Isaac is always thinking four to twelve steps ahead. He was made to produce video. He makes things happen as naturally as Tiger swings a golf club. When security stopped us (one shot away from finishing) at CVG, Isaac told him that we got clearance from Barb in PR. Who knows what could've happened if Isaac didn't do the pre-work and then think on his feet when that chubby Jack Bauer rolled up. Instead of getting locked up we got the OK to finish because ole' Isaac is a natural.

Chris is an unbelievable dad. He's taking vacation time to be with his vacationing son. It's inspiring to watch these two interact. After a day that was probably pretty boring for Chase and pretty taxing for Chris, they both got out of the car and immediately started wrestling each other. I hope to be as naturally good at fatherhood as young Christopher.

Being a part of four adults doing something they enjoy and are naturally good at is just a heck of a good way to spend a day. Even a snowy, noisy day.

Monday, April 6, 2009


Friday, April 3, 2009

Champ Champion

As I defied all the odds and neared the finish line, a little girl came out of nowhere with a rebel force of victory on her mind. She gave it everything she had to try and overtake me. But because I'm a winner I gave even more of everything I had which is more because I'm a grown man. It's simple physics. And despite all the obstacles, I held her off. I won. Maybe not the big victory (that monopoly is the Kenyans'), but the tiny victory against this sneaky little firecracker. I beat her and got the medal to prove it. I am a champion.

I also conquered a heinous opponent called Toilet-Install. I'd rather run a marathon in acid sleet than install another. I would like to announce my retirement from plumbing. Don't expect to ever see me come back wearing #45. It's over. Forever.

Thursday, April 2, 2009


Last night I failed badly at installing a toilet. One problem led to another. Frustration kept snowballing. So, I am forced to deliver a carte blanche condemnation of plumbing. Nothing makes me feel more worthless than home improvement projects. I can't wait for round two tonight. Some expensive good news I guess is that I keep amassing more and more tools. And you should be proud of me, I keep walking past the aisle of pocket knives. Those silver beauties keep calling my name like beautiful sirens beckoning lonely sailors. I've resisted so far. But this journey-weary sailor is only so strong...
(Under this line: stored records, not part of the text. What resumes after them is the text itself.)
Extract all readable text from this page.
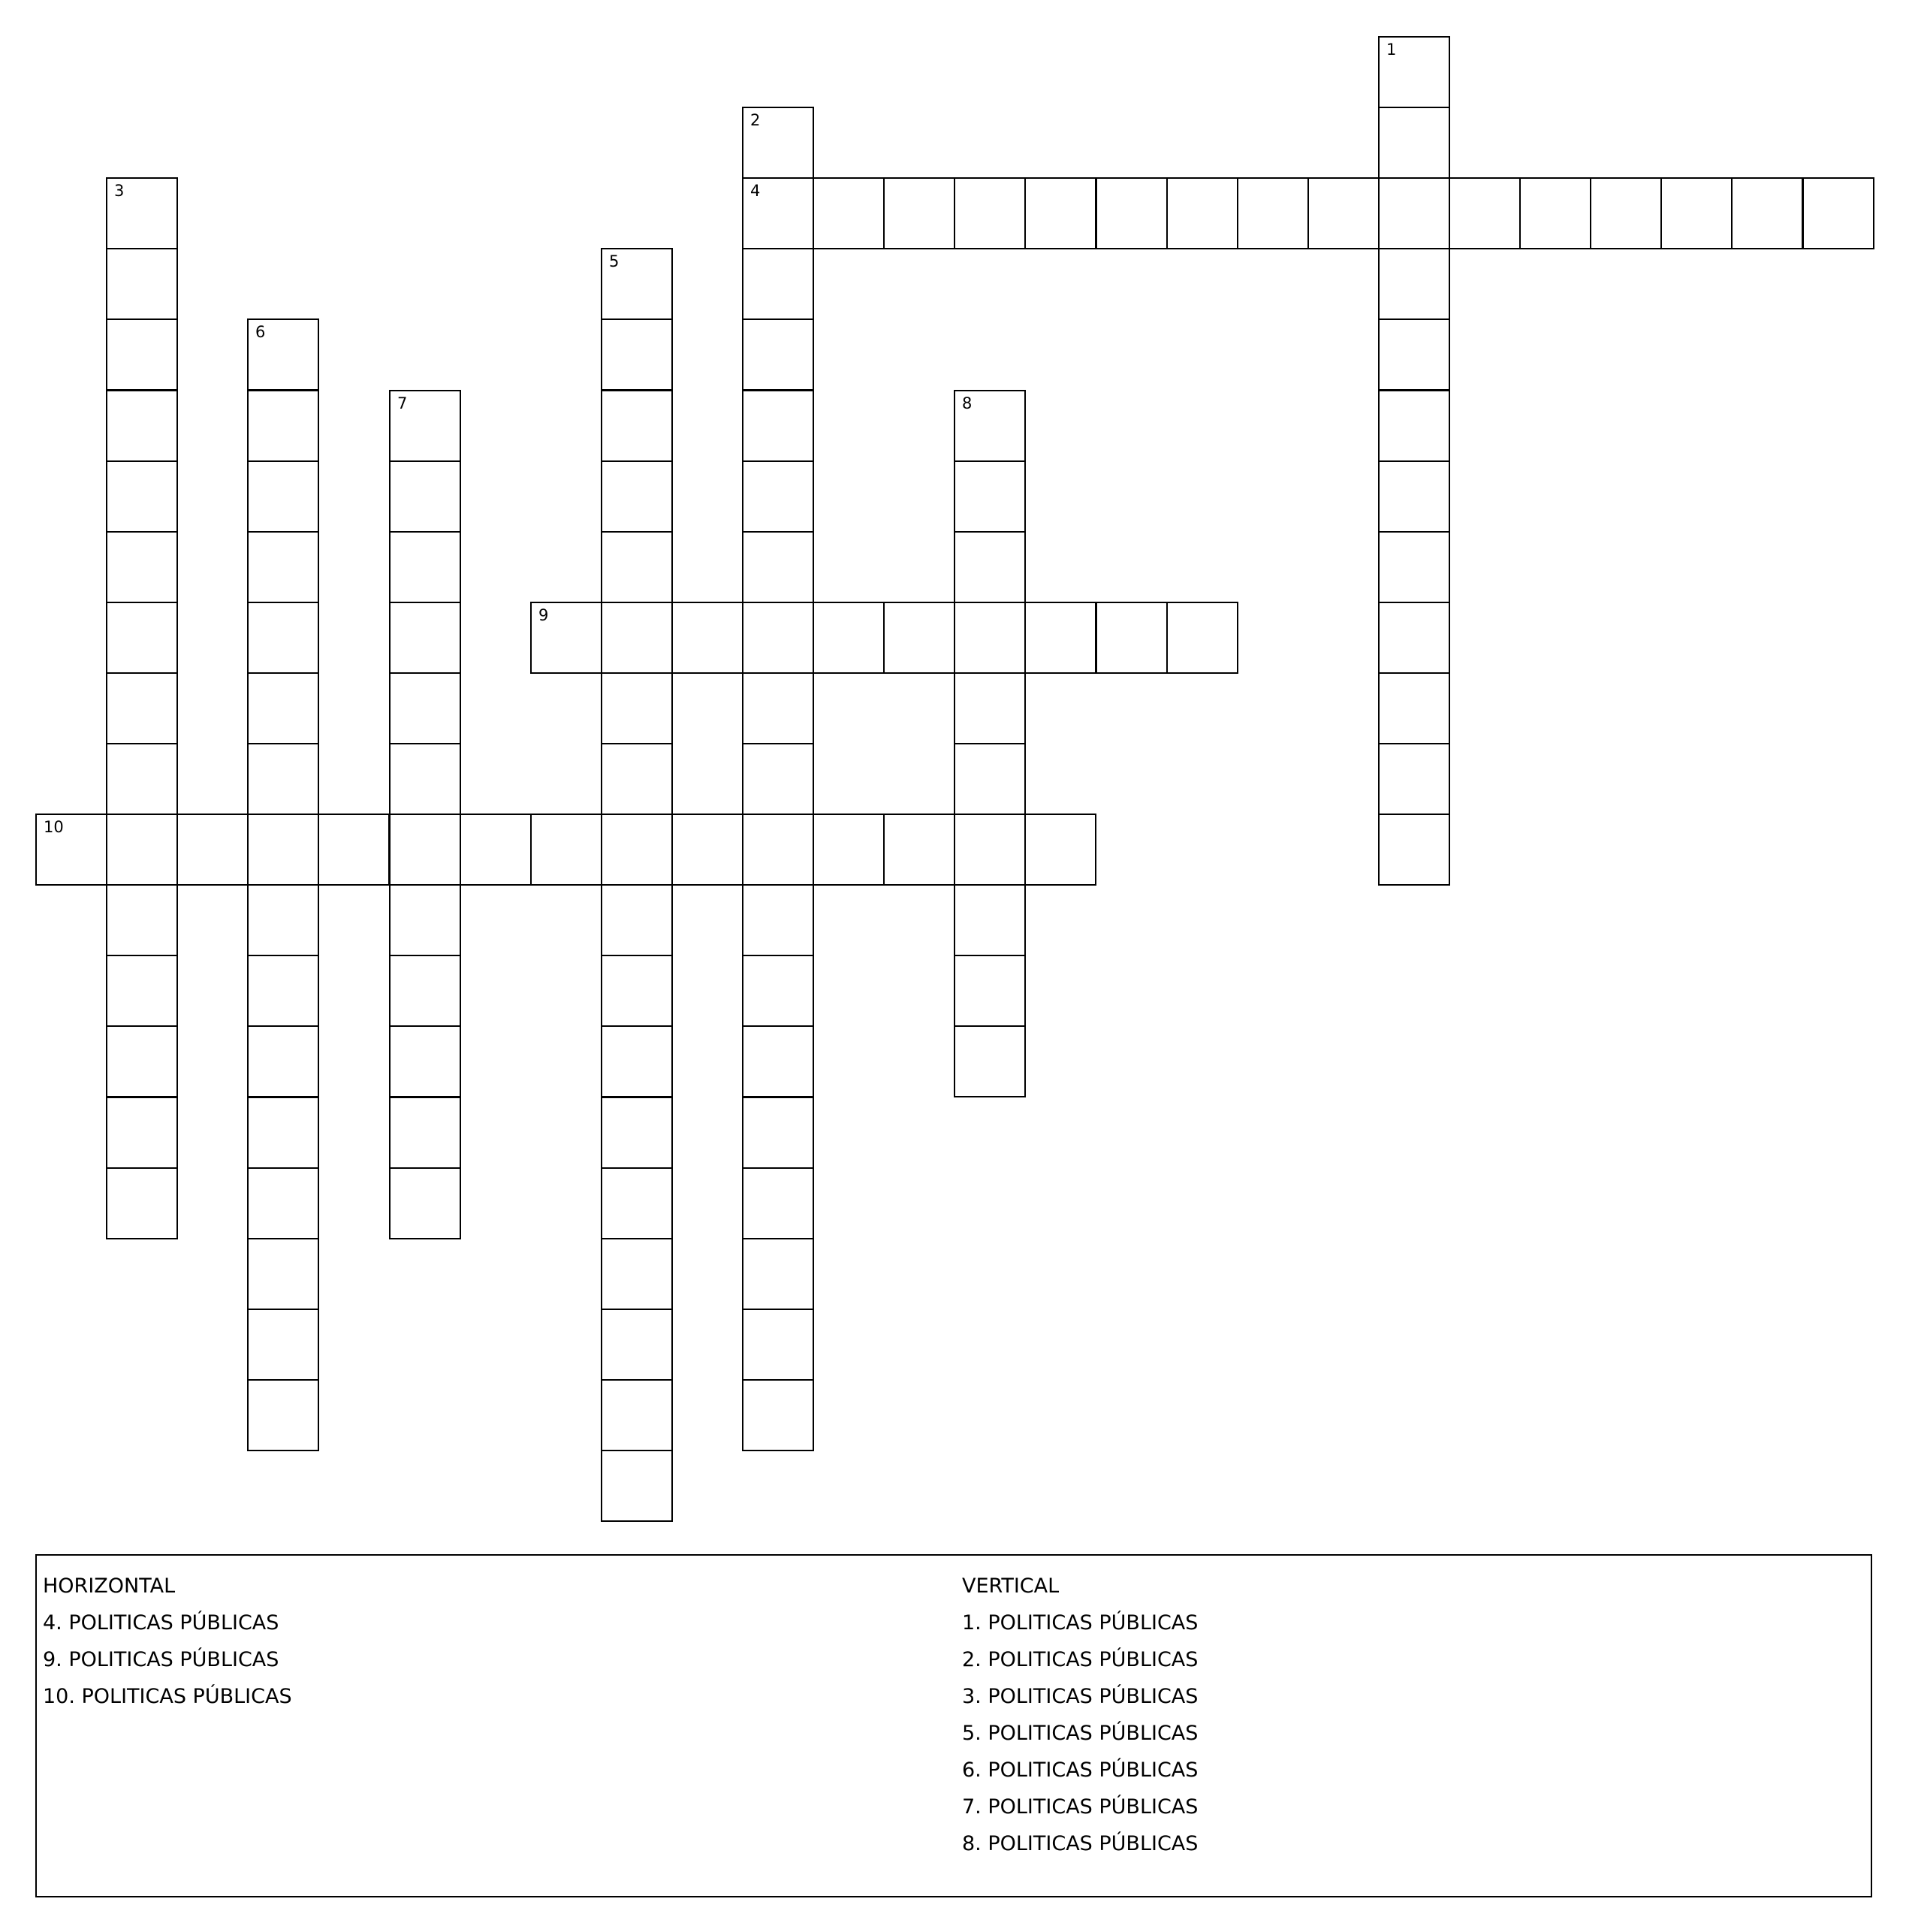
1
2
4
3
5
6
7	8
9
10
HORIZONTAL
4. POLITICAS PÚBLICAS
9. POLITICAS PÚBLICAS
10. POLITICAS PÚBLICAS
VERTICAL
1. POLITICAS PÚBLICAS
2. POLITICAS PÚBLICAS
3. POLITICAS PÚBLICAS
5. POLITICAS PÚBLICAS
6. POLITICAS PÚBLICAS
7. POLITICAS PÚBLICAS
8. POLITICAS PÚBLICAS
All this plumbing nonsense/stress forced me to remember my trip to Nigeria where these dudes spent days digging a latrene. So, by the end of the night, as I watched Lost with a glass of Funky Llama shiraz, I stopped pouting. Half because of the wine and half because I remembered helping those guys dig. And that sucked. Like real bad. My plight is a urinal cake walk compared to latrene digging. (In case you don't know what a latrene is, it's a giant hole you crap in. aka Toledo.)

They dig these things 12 feet deep.
(ps, that Tailspin the musical stuff was april fools nonsense. sorry to anyone who bought tickets to boston or nyc yesterday)

Wednesday, April 1, 2009


Do you remember Talespin? I'm pretty sure it used to play back to back with Ducktales. That was a power-packed hour. Turns out John Goodman, of Roseanne fame, was also a fan. (I knew I liked that guy.) He's going to play Baloo in the new musical version. It opens in Boston and if things go well...the bright lights of Broadway. Road trip to NYC anyone? If Johnathan Taylor Thomas plays Kit Cloudkicker I could die and go to heaven.